Le Moyne faculty publish books on slavery, poetry and vampires

Nilo Hussain, Staff Writer
December 8, 2011
Filed under News & Features

In addition to teaching each year, many Le Moyne professors also work on research. If they’re lucky, all of their hard work pays off and they are published. The following instructors are just a few of those who have books that have either just been released or are expected to come out soon.

Jennifer Glancy
Book
Slavery as Moral Problem: In the Early Church and Today
Description
That some early Christians were slaves does not present a moral problem for Christians today; that some early Christians were slaveholders does. This concise volume is designed to make my research on early Christian slavery more accessible to a broad audience, including students and congregations.

Dr. David Lloyd
Book
Warriors
Description
A new poetry collection, which is due to come out from Salt Publishing in the U.K. in April 2012. Most of the poems are connected through the themes of war and struggle.

Ludger Viefhues-Bailey
Book
Between a Man and a Woman?
Description
That the arguments of conservative Christians against same-sex marriage involve more than literal readings of the Bible or nostalgia for simple gender roles.

Patrick Lawler
Book
Underground: Notes Toward an Autobiography
Description
A book that combines an interview and poetry.
Future Books:
Trade World Center  (Winter 2011), Rescuers of Skydivers Search Among the Clouds (Fall 2012), The Meaning of If  (Winter 2014)

Delia Popescu
Book
Political Action in Vaclav Havel’s Thought: The Responsibility of Resistance
Description
An effort to respond to what Jeffrey Isaac called the “silence of political theory” regarding the contributions of Eastern European dissidents to the body of political thinking. Popescu adds to the emerging body of literature on this topic by engaging the idea of individual resistance from the perspective of Czech dissident and political theorist Vaclav Havel.

Book
Space and the Production of Cultural Differences Among the Akha Prior to Globalization: Channeling the Flow of Life
Description
Based on the author’s extensive fieldwork among the Akha people prior to full nation-state integration, this illuminating study critically reexamines assumptions about space, power, and the politics of identity. The book expands current debates about power relations in the region from a mostly political and economic framework into the domains of ritual, cosmology, and indigenous meaning and social systems. It is one of the few book-length anthropological studies of peoples of the Southwest, China and the Northern Southeast Asia borderlands.

Kate Costello-Sullivan
Books
Mother/Country: Politics and the Personal in the Fiction of Colm Tóibín (2012), Carmilla: A Critical Edition (2012)
Description
The Tóibín book is a study of the canon of an award-winning contemporary Irish author. The book argues that Tóibín presents the personal and the political as mutually constitutive in his canon.  The second is a student-oriented critical edition of an 1872 novella about a female vampire. 

Patricia Ruggiano Schmidt
Book
Practicing What We Teach: How Culturally Responsive Literacy Classrooms Make a Difference
Description
Extraordinary K–12 teachers show us what culturally responsive literacy teaching looks like in their classrooms and how it advances children’s academic  achievement. This collection covers home–school partnering, using culturally responsive literature and cultural connections, and teaching English language learners and children who speak African American language. Please note that, although the title of the book is under her name, other professors may have written a section for the book.

Douglas R. Egerton
Book
Year of Meteors: Stephen Douglas, Abraham Lincoln, and the Election that Brought on the Civil War
Description
This monograph discusses the crucial election of 1860 and its implications for the ongoing national debates regarding slavery and the Union.  It is the latest of Dr. Egerton’s several books on slavery and ante-bellum America.

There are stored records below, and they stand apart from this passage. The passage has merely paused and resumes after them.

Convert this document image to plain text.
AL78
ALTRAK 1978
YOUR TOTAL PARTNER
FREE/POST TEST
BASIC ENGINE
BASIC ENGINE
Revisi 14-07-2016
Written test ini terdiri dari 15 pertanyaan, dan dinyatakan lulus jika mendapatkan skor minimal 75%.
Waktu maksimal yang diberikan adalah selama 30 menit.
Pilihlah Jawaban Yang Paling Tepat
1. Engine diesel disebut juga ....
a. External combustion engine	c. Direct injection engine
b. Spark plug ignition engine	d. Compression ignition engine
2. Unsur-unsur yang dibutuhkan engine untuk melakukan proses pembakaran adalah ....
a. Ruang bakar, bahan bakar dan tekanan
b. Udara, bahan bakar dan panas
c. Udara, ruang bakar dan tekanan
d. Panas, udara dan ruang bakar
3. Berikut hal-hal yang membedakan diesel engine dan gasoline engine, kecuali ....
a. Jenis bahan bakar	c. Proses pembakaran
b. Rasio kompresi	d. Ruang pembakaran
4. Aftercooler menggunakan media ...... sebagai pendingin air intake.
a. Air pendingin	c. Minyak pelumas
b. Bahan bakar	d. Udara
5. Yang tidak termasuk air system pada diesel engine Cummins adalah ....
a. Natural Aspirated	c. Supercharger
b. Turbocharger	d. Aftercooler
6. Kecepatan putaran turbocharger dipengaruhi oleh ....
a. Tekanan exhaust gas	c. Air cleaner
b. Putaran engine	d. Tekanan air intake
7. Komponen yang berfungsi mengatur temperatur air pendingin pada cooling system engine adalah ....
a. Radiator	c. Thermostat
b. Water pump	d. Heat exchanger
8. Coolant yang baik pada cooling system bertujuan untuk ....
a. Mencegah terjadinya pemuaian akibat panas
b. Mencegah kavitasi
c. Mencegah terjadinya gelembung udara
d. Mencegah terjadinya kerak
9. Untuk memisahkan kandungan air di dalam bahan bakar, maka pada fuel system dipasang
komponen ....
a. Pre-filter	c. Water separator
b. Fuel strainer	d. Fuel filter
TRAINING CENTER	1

Edward Judge and John Langdon
Book
Connections: A World History, 2nd edition. 
Description
This is a student-friendly world history textbook that focuses on connections among peoples and cultures. It is used at colleges and universities across the country.

Robert E. Scully, S.J.
Book
Into the Lion’s Den: The Jesuit Mission in Elizabethan England and Wales, 1580-1603. 
Description
This book explores the Catholic mission in general and the Jesuit mission in particular in the Elizabethan era in England and Wales.  Since Catholic activity was  illegal, this necessitated a new strategy for an essentially underground church, involving both danger and daring on the part of the Jesuits and their many colleagues.